DSC_0009Dimanche 15 novembre. Quelques extraits de l’homélie de ce dimanche, donné à la chapelle Notre-Dame-des-Anges.

“Je vais prendre le train pour rentrer chez moi. Pour la première fois, je suis inquiète.”

La réaction de cette femme, rencontrée ce matin, est bien compréhensible, tant l’onde de choc des attentats à Paris se répand depuis quelques heures. Il suffisait de voir, en cette fin de semaine, les transports en commun désertés et les rues anormalement vides pour sentir que chacun a eu besoin de rester “chez soi”, de rassembler l’essentiel de nos vies. De se rassurer, quand la fragilité de nos existences nous est si dramatiquement rappelée.

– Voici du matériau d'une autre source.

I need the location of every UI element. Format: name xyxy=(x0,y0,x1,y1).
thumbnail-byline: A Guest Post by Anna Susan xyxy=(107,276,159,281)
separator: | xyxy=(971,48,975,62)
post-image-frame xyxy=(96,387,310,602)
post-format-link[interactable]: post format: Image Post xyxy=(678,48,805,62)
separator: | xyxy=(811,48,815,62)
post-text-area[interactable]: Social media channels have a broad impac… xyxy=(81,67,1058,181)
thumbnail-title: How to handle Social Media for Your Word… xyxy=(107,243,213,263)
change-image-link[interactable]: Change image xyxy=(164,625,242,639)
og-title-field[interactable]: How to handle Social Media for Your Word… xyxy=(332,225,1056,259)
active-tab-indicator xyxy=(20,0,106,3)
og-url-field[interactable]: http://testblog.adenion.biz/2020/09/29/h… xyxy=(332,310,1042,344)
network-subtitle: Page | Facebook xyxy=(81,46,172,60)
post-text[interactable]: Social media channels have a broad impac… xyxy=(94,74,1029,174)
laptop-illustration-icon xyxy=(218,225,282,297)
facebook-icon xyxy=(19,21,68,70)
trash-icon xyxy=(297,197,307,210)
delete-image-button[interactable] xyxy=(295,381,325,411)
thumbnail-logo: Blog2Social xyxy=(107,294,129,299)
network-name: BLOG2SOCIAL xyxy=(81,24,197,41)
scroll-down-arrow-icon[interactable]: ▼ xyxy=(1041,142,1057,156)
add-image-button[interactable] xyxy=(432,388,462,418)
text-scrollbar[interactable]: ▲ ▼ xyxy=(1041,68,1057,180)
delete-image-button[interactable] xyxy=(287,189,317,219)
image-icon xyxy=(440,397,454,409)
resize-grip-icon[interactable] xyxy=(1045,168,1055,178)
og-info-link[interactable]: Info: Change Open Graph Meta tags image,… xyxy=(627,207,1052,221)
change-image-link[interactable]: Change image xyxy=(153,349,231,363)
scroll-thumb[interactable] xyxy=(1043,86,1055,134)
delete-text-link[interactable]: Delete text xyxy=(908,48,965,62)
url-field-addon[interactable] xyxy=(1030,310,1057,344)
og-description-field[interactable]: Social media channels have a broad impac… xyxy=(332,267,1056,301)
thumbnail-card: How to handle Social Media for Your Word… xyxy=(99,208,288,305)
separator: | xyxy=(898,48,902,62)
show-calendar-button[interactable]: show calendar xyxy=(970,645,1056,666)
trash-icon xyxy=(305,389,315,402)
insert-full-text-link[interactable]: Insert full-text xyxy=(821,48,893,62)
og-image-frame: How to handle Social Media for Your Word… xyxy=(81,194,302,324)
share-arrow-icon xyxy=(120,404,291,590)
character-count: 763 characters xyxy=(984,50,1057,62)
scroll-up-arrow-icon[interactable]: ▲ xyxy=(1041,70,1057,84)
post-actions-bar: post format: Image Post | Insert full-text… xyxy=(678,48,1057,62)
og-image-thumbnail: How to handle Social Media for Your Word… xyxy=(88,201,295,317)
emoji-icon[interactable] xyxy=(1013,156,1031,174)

Mais, à bien y penser, cette réaction peut aussi surprendre. Bien sûr, nous avons la chance de vivre dans une société relativement peu confrontée à cette violence aveugle. Mais combien d’autres, pas si loin de nous, n’osent pas, depuis longtemps, sortir dans la rue, par peur de tirs d’un sniper, d’un enlèvement ou d’une explosion ? Combien, en Syrie, en Irak, au Yemen, en Centrafrique, au Nigéria, au Sud-Soudan, en Ukraine et dans tant d’autres lieux, vivent la peur au ventre pour leur vie et la vie de leurs proches ? Fallait-il ces terribles attentats de Paris pour nous souvenir que ceux qui fuient ces pays, quittent des terres terriblement dangereuses ? Leur humanité n’est-elle pas exactement la même que la nôtre ? Et si du tragique de ces évènements nous pouvions apprendre le retournement intérieur qui nous rend plus humains, plus attentifs, moins cyniques, moins indifférents…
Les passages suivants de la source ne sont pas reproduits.